Jesus states that he is the way that leads to life. What is this way of Jesus?

Among other things, it is the way of wisdom, the way of pondering. The way of Jesus is the way of standing amid all delight, joy, contradiction, ambiguity, division, and complexity with a heart and a faith big enough to somehow hold it all. Jesus’ way is the way of holding things.

Part of this can be understood by looking at its opposite. The opposite of the way of wisdom, the way of holding things, scripture tells us, is the way of amazement. Time and time again, the crowds following Jesus are described as being amazed at what he says and does. Always they are chided for it: “Don’t be amazed!” Jesus says.
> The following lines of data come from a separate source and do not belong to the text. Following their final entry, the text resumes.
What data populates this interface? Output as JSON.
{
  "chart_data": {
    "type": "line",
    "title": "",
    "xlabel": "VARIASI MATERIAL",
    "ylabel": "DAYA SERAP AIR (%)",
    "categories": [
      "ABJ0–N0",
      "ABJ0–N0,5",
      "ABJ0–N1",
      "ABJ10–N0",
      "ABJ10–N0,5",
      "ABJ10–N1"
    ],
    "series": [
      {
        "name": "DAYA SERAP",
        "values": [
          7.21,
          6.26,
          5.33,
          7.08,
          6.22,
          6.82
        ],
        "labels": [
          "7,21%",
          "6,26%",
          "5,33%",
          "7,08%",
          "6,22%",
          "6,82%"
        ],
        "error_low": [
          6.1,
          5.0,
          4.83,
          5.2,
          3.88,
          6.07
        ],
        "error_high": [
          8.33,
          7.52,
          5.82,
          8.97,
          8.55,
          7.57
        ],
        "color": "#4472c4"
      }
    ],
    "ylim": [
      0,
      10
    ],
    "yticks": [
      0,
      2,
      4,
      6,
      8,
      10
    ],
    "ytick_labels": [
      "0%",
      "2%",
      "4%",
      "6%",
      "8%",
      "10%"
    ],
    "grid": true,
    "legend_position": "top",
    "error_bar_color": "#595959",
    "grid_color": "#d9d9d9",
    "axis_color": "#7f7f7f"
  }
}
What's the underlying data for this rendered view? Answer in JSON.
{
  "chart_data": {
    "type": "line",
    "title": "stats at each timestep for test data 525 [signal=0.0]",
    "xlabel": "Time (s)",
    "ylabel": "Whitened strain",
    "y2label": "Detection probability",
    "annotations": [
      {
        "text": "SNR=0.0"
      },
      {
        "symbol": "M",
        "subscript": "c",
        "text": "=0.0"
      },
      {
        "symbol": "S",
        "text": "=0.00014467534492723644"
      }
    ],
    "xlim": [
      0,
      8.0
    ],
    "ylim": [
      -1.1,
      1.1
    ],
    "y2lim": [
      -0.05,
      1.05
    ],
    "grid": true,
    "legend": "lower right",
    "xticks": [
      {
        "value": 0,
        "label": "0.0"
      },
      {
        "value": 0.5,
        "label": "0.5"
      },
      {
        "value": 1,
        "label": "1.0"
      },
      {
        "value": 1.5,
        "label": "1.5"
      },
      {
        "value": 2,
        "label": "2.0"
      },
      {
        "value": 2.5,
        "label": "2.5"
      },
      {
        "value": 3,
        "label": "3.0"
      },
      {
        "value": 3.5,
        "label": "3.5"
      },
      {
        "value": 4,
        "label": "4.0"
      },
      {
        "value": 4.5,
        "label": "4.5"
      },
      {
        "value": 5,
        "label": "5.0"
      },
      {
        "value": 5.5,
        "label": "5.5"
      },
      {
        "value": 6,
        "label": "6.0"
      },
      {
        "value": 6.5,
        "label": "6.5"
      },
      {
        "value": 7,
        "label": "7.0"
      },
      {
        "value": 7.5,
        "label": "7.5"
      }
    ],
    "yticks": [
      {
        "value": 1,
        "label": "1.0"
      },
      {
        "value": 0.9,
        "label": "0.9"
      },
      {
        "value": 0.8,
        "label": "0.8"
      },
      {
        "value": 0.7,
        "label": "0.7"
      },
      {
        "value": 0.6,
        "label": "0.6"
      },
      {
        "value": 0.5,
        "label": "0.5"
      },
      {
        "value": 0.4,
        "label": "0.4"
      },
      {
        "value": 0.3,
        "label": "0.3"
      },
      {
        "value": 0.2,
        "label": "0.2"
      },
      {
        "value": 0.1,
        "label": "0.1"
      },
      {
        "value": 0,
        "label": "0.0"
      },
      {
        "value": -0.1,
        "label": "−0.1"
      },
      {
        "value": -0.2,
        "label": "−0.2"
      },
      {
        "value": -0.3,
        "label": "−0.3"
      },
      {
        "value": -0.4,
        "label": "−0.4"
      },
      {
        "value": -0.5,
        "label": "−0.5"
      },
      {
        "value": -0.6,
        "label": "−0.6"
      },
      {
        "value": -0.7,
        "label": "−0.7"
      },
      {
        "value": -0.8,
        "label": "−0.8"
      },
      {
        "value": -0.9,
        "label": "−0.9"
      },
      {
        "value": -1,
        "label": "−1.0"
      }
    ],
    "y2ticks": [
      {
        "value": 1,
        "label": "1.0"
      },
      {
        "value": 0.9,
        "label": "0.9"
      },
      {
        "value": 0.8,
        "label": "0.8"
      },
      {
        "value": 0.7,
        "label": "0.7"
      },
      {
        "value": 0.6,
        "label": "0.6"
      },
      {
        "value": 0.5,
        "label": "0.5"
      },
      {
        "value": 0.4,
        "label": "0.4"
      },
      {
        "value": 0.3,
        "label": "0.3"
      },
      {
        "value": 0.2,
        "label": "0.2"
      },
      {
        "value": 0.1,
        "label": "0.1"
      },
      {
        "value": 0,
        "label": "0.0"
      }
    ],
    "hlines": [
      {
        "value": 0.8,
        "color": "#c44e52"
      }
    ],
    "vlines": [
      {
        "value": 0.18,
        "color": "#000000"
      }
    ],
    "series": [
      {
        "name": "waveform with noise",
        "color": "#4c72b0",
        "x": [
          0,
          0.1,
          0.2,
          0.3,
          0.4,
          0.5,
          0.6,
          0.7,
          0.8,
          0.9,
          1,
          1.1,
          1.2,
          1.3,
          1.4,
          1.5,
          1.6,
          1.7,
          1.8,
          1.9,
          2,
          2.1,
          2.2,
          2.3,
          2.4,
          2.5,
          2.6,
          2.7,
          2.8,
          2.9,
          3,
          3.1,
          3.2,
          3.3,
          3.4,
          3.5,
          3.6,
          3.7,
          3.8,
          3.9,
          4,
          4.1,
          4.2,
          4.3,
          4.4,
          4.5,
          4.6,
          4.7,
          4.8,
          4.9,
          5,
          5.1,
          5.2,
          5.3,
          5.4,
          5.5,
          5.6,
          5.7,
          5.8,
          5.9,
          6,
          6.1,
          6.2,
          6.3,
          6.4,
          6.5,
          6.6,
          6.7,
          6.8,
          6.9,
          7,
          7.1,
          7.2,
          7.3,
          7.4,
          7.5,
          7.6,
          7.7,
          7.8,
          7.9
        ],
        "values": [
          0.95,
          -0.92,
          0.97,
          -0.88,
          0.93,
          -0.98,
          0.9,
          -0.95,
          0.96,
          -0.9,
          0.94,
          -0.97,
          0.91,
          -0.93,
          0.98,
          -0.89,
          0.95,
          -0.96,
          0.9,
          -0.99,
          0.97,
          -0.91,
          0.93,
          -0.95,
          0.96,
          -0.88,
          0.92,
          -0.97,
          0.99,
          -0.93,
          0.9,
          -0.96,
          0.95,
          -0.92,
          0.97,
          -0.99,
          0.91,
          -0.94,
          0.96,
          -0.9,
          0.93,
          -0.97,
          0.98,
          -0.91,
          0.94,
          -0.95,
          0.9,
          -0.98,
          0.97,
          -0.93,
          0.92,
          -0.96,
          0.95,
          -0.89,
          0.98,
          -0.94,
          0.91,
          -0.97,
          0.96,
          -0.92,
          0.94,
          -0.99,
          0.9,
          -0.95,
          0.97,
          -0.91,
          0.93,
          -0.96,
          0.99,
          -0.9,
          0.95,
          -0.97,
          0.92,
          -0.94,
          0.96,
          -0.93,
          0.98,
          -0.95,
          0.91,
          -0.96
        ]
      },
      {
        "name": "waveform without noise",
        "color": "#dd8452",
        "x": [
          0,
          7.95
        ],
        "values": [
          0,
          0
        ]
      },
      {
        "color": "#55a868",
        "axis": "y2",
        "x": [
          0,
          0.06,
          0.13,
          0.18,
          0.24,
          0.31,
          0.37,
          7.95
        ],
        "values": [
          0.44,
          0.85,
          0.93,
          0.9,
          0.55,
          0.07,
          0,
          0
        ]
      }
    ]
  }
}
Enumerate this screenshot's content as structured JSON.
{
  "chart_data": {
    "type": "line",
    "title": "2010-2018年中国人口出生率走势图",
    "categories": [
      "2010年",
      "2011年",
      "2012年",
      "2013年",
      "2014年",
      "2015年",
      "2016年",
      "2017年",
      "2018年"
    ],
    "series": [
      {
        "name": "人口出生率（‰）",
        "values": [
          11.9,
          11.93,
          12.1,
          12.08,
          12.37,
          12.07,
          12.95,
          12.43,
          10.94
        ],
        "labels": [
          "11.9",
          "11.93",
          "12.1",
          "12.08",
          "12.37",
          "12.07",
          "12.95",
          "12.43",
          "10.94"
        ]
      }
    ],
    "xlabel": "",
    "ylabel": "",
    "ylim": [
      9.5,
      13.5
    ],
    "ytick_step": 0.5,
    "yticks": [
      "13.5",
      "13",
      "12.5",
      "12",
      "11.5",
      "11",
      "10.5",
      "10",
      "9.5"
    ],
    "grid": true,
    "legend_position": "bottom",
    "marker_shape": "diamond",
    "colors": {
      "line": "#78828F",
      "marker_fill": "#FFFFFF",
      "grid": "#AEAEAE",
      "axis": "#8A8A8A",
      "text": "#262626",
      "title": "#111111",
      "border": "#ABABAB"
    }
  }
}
Amazement is not what Jesus wants and it is never something that does us good.

Why? Is it not good to be amazed? Yes, amazement can be good, if it is the amazement of a child where amazement is wonder, agnosis, a stunning of the intellect into silence and a sense of it own limits. That is good, but that is rarely true in adults. For us, normally amazement is not wonder, but cheerleading, and invariably we end up hating what formerly amazed us. The same persons who were amazed at Jesus and who tried to make him King would, not long afterwards, shout: “Crucify him!” What we are amazed at we will eventually try to crucify, as every celebrity soon learns. Amazement is the opposite of wisdom.

If amazement is bad, and the opposite of wisdom, what is good and what is wisdom?

Pondering and helplessness, these are wisdom. We see an example of this in Mary, Jesus’ mother. She is never amazed. When others are amazed she goes off and instead, silently, ponders things in her heart.

This is also true of the disciples of Jesus, though only on occasion. Normally, like the crowds, they are amazed and need some prodding. This Jesus tries to provide. One such example happens after Jesus’ exchange with the rich young man. Jesus asks him to give up everything and follow him, but the young man is unable to do so. He goes away sad. Jesus then turns to his disciples and says: “I tell you that it is harder for a rich person to enter the kingdom of heaven than for a camel to go through the eye of a needle.” How do the disciples react?

They are not amazed. There are no wows, no cheerleading, no congratulating Jesus on how wonderful he is. No. They are stunned: “If that is the case, then who can go to heaven?” Paraphrased that might read: “If that is the case, then we are all in deep trouble!” Jesus’ answer brings them face to face with their own helplessness, their poverty, their limits, and to the searing realization that they do not really have things figured out as they think they have. And that paralysis is good since it forces them to wonder, to again take on the helplessness of the child.

When we are amazed, we are not wise and we hold nothing together. In amazement, we fall prey to every kind of superficiality, novelty, trick, and one-sided ideology. Amazement is the unrecognized face of fundamentalism, the antithesis of wisdom. The way of amazement is the way of fundamentalism, the way of letting one piece, or person, be the whole.

And the way of amazement is everywhere: We look at our sports heroes, our rock stars, and all kinds of other pop celebrities and we say: “Wow. Be my King! Be my Queen!” Soon enough we also say: “Crucify him! Crucify her!” We take a first course in something (psychology, theology, liturgy, adult education, feminism, ecology, whatever) and emerge from that initial classroom starry-eyed, newly angry at the world, devoid of compassion; in brief, amazed. We begin then to crucify a whole lot of people and things. Small wonder, the poet, Alexander Pope, once suggested “a little learning is a dangerous thing.” It too easily leads to the way of amazement. 

The way of wisdom is the way of pondering, the way of holding every kind of pain, suffering, delight, and contradiction long enough until it transforms you, gestates compassion within you, and brings you to your knees in thousand surrenders. You and I are wise, and we walk the way of Jesus, when we are so stunned by it all that, in wonder, we ask: “If that is the case, who then can be saved?”